During the week of November 18 – November 22, the Czech koruna (red), Hungarian forint (green), Polish złoty (blue), and Romanian leu (purple) all increased in value relative to the United States dollar. The Czech koruna increased relative to the United States dollar by 1.93%. The Romanian leu ended the week with an increase of 1.64%, the least significant change among the four currencies. The Polish złoty ended the week at an increase of 2.05%. The Hungarian forint experienced the most significant change, ending the week at an increase of 2.62% relative to the United States dollar. All four currencies gradually increased throughout the week, reaching their highest points on November 22.
CEE Currencies Historical Trends
Source: DBNomics and own calculations. Exchange rates are inverted to be USD per local currency (i.e., an increase indicates a stronger domestic currency). The center line is a rolling three-month average. The upper and lower boundaries are the average plus and average minus one standard deviation, respectively, for the same three-month period.

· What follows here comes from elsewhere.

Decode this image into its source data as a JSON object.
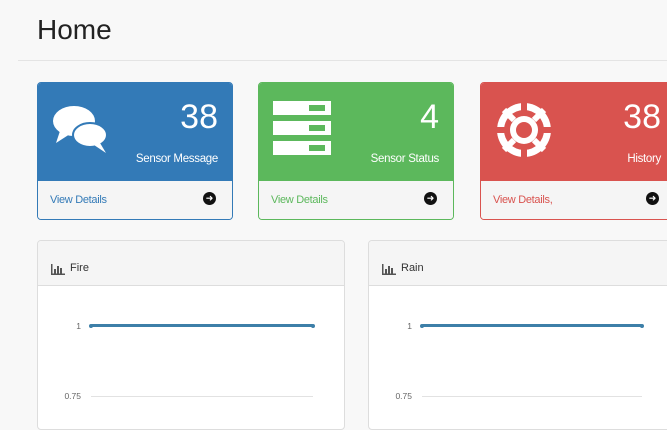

The Czech koruna, Hungarian forint, Polish złoty, and Romanian leu are all over one standard deviation below their respective three-month rolling averages, continuing their recent downward trends from October throughout the month of November. All four currencies at their respective three-month lows versus the United States dollar, and the rate of these decreases has been accelerating over recent months, particularly with the Romanian leu and Czech koruna.
Additional Reading
At their November meeting, the Magyar Nemzeti Bank elected to keep interest rates unchanged, leaving Hungary’s policy rate at 6.50%, where it has remained since September. The primary reason behind this decision is overall economic instability in the country, particularly concerning agriculture and external demand. While Hungarian inflation has shown slight improvement this month, the bank remains concerned about long-term inflation, especially regarding food and fuel.
Poland and Romania have both been experiencing stagnation due to weak consumer demand this quarter, which has been propelled by Germany’s economic struggles. Poland’s GDP was expected to increase by 0.3% in the third quarter, but it instead decreased by 0.2%. The Czech Republic achieved GDP growth, but Romania’s economy was stagnant, and Hungary entered a recession due to lowered domestic consumption. Overall, consumers in the CEE region have been saving more and spending less due to the economic uncertainties.